Having a full-time job that doesn’t offer the flexibility or creative freedom that many small side hustlers crave can lead to mental exhaustion, feelings of being stuck, and those negative feeling can seep into our professional lives. To avoid doubtful emotions about starting your entrepreneurial journey, we’ve compiled a list of ways to ease the migration from full-time to CEO.
Those wanting to break into owning their own business might not want to or have the means to invest much in their new business. Running a one-person show might be the only viable option, and it can be practical for those wanting to start small, but the length of developing your product or service will take longer. Not setting aside the proper funds to hire help requires you, the CEO, to put on many hats when building and running your business. You’ll not only be the boss, but you’ll also have to take on roles such as marketer, developer, designer, project manager, business manager, and any other skillset that the business requires. Taking on all the tasks to start your own business is a massive undertaking for anyone, especially those with full-time jobs and other responsibilities outside of work.
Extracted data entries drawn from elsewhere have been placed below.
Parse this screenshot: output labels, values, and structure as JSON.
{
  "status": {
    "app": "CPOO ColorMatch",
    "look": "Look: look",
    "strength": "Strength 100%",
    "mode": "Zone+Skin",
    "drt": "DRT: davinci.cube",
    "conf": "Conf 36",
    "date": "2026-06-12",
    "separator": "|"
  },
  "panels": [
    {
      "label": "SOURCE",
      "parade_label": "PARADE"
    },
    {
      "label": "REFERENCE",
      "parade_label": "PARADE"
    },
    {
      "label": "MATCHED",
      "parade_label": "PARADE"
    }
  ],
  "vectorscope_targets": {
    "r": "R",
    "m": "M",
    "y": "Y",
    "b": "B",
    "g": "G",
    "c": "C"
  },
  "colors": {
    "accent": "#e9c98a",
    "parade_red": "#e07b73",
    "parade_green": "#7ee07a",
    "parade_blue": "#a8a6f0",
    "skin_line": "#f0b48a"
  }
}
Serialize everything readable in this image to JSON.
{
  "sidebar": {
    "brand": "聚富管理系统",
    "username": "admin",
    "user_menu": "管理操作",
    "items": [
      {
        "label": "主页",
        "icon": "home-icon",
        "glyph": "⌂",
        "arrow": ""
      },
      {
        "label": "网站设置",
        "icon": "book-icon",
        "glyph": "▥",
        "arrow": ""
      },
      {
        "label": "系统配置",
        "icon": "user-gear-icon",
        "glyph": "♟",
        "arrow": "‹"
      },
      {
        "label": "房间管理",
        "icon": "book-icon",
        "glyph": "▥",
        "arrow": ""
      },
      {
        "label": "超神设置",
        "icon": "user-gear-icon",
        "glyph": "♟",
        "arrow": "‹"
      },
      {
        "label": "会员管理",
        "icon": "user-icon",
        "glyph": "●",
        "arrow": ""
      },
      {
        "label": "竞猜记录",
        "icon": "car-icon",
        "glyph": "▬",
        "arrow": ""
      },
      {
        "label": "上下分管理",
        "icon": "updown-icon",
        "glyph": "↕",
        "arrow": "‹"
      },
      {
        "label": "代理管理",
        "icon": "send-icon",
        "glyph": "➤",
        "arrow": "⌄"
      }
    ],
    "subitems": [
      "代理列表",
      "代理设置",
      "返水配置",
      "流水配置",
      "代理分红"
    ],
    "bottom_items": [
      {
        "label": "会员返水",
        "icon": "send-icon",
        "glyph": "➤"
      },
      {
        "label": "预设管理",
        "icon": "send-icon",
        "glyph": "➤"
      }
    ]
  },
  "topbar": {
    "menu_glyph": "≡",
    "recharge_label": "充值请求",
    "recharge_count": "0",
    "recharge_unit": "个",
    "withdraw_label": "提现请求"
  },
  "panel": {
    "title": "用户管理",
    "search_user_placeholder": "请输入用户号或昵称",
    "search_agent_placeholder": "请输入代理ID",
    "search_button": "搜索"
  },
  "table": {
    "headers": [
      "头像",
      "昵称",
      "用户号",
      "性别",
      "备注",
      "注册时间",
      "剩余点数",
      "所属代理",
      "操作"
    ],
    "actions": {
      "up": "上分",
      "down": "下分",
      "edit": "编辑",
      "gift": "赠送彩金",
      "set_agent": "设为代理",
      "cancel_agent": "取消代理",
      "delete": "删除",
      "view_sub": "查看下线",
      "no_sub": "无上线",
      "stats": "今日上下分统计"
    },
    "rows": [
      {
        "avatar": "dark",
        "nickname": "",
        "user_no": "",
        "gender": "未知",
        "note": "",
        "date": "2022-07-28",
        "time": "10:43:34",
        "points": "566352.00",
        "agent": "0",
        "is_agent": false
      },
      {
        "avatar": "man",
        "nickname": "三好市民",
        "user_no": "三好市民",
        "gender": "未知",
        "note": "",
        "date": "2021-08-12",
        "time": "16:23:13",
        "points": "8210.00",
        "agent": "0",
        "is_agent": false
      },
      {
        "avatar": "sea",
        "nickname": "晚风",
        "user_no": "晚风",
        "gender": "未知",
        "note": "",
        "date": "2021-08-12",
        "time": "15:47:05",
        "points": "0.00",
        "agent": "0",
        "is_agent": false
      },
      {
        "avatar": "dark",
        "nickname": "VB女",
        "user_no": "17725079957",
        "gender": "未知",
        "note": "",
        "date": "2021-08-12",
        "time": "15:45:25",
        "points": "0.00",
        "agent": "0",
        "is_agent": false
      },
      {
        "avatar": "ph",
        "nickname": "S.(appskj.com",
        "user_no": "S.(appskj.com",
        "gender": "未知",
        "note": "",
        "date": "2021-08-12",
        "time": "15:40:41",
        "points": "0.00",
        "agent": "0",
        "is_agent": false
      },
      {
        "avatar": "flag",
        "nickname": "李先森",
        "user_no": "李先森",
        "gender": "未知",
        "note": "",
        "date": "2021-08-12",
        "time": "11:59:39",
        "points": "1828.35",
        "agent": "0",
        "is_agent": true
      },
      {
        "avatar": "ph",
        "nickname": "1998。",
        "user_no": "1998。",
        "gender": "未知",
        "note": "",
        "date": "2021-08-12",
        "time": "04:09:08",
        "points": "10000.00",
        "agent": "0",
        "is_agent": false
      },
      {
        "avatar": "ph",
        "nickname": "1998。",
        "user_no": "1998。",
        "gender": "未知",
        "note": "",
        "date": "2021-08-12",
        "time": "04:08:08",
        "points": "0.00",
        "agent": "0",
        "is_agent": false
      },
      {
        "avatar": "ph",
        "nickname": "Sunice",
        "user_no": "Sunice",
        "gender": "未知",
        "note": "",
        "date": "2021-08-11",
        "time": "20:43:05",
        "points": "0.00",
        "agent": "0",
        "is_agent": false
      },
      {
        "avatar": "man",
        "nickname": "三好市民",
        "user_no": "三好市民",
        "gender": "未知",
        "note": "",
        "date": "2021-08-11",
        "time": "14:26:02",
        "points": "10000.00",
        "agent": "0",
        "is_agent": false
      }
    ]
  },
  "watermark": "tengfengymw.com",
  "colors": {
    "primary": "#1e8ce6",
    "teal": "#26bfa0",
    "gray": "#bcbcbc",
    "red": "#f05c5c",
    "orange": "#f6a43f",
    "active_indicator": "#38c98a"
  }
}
Creating a business requires setting goals with intentional deadlines. Setting boundaries are one of the ways to accomplish your goals. It’s easy to not work on your business and instead focus on your day job, family, and other activities. You should try creating a strict schedule that works around your days and deadlines. Wake up early, work during lunch, and batch prep ready-to-make meals once a week instead of cooking every day are ways you can optimize your time to get tasks done. Be strategic when it comes to creating your schedule.
"If I can show up every day for 8 hours, wake up early, and commute, why can’t I do this for my business?" @munklyapp
Get in the Zone.
Setting boundaries mean nothing if you’re someone that is easily distracted. If your job requires you to be online, it’s even harder to stay focused, but here a few ways to stop yourself from opening up a new tab and streaming a movie for 2 hours.
- Only keep, at max, 3 tabs open. Each tab must be related to the tasks at hand
- Put your phone on do not disturb mode if you absolutely can
- Set aside work hours and stick to it
- Put a movie or song in the background
- A hot cup of coffee or favorite beverage
- Get dressed as if you are going to work
Different people have different ways of getting in the zone. Finding out what works for you takes some experimenting. Some people enjoy working in their pajamas while others prefer to get ready as if they are going to the office.
Turn Tasks into Small Chunks
One easy way to get overwhelmed is by creating tasks that take days, weeks, and maybe even months to complete. By breaking long tasks into smaller manageable chunks that only requires a few hours of work each day, you’ll be able to see progress leading up to the task due date.
Another option is to scale back on individual events throughout the week that takes time away from developing and growing your business. Instead of going out every Sunday, try spending every other Sunday at home working.
Scaling back can also mean scaling back on expenses to create funds for your business. Instead of buying lunch at work 4 days a week, try replacing those 2 meals with lunch from home. With the extra money, you can outsource some tasks or purchase software and tools that you need.
Investing doesn’t mean putting all your money into a business that may or may not work and potentially going into debt. It means investing in the necessities to get up and running. For example, if you want to create a website, you’ll need to invest in a web hosting platform. If you’re planning on opening up a web design studio, you’ll need to purchase a graphics editor program.
There are, however, investments to avoid in the beginning stages of starting your own freelance business such as purchasing tools, courses, and software that you don’t need at the moment. And most importantly, if you’re not generating an income yet, be very picky on what tasks you outsource. If you must outsource without having an income rolling in, only outsource tasks that you can not do rather than what you don’t like to do.
If you feel like you’re taking on too much work and need some time to relax, take it. Realize that you may not launch your business and even quit your job in a month or even in a year, but by setting tasks and creating a workable schedule, each day you’re one step closer to making it all happen.